First Church of Facebook

Yesterday, Fern made a post about some friends of his that were finding themselves too busy to blog. Heaven forbid!

Seriously, his raised a good question - is blogging over the hill? I suppose it's certainly not the big fad anymore. And certainly, there are cases to be made for more immediate and interpersonal forms of communication in these days of Web 2.0.

I like forums, myself. I am a regular contributor to Christian Musician Forum. I also have recently started posting in The Worship Place forums. I like that give and take, you say something, I think about it and say something kind of interaction. But I suppose that there is something to be said - in this day of instant gratification - for more immediate responses.

I like Facebook as well. It's clean and down-to-business. I have no need to mess it up with crazy layouts that make it so you can't even read someones profile, anyway. I probably check that as often as I check CMF. I like the one line updates that people write, I like that it uploads this blog, I like that you can hotlink pictures.

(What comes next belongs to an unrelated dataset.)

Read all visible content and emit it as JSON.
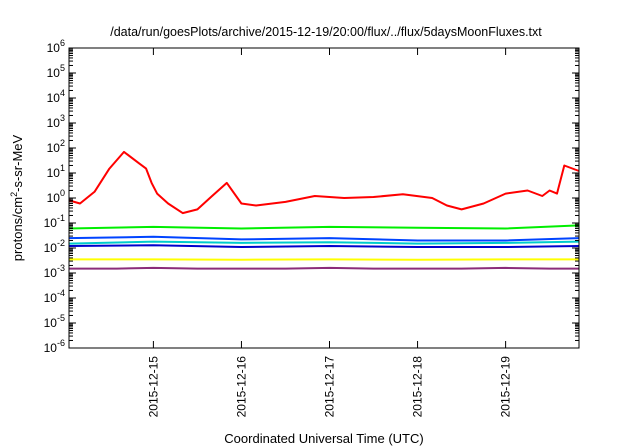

Myspace. Whooo man. Where to start? I do have one. Honestly, if I look at it once a week, that's a lot. Myspace used to be where the youth group communicated with each other before they found Facebook. But, wow, is that a dark place. Bebo is much better. It's cleaner, and I don't get nearly as many propositions from "girls who want to meet you!" I am really trying to avoid twitter, Hellotxt or other microblogs. I am just not that interesting!

Whatever your social networking preferences, it is clear that the world is a different one than it was even a few years ago, and the web is a place we can ill afford to ignore. I've written several posts to that end, and one has even gotten picked up by several sources and reprinted. So people are talking about the web as a ministry tool.

But I hope blogging continues to thrive. I there are several that I follow regularly. They are listed on the sidebar blogroll. What I like about them is that they offer a snapshot of what the blogger is thinking. The good ones are more like random thoughts strung together than any kind of coherent narrative. And while I don't mind a blog series too much, I much prefer the non-sequiter post. Like this one.

Now back to our regular programming. Keep on blogging.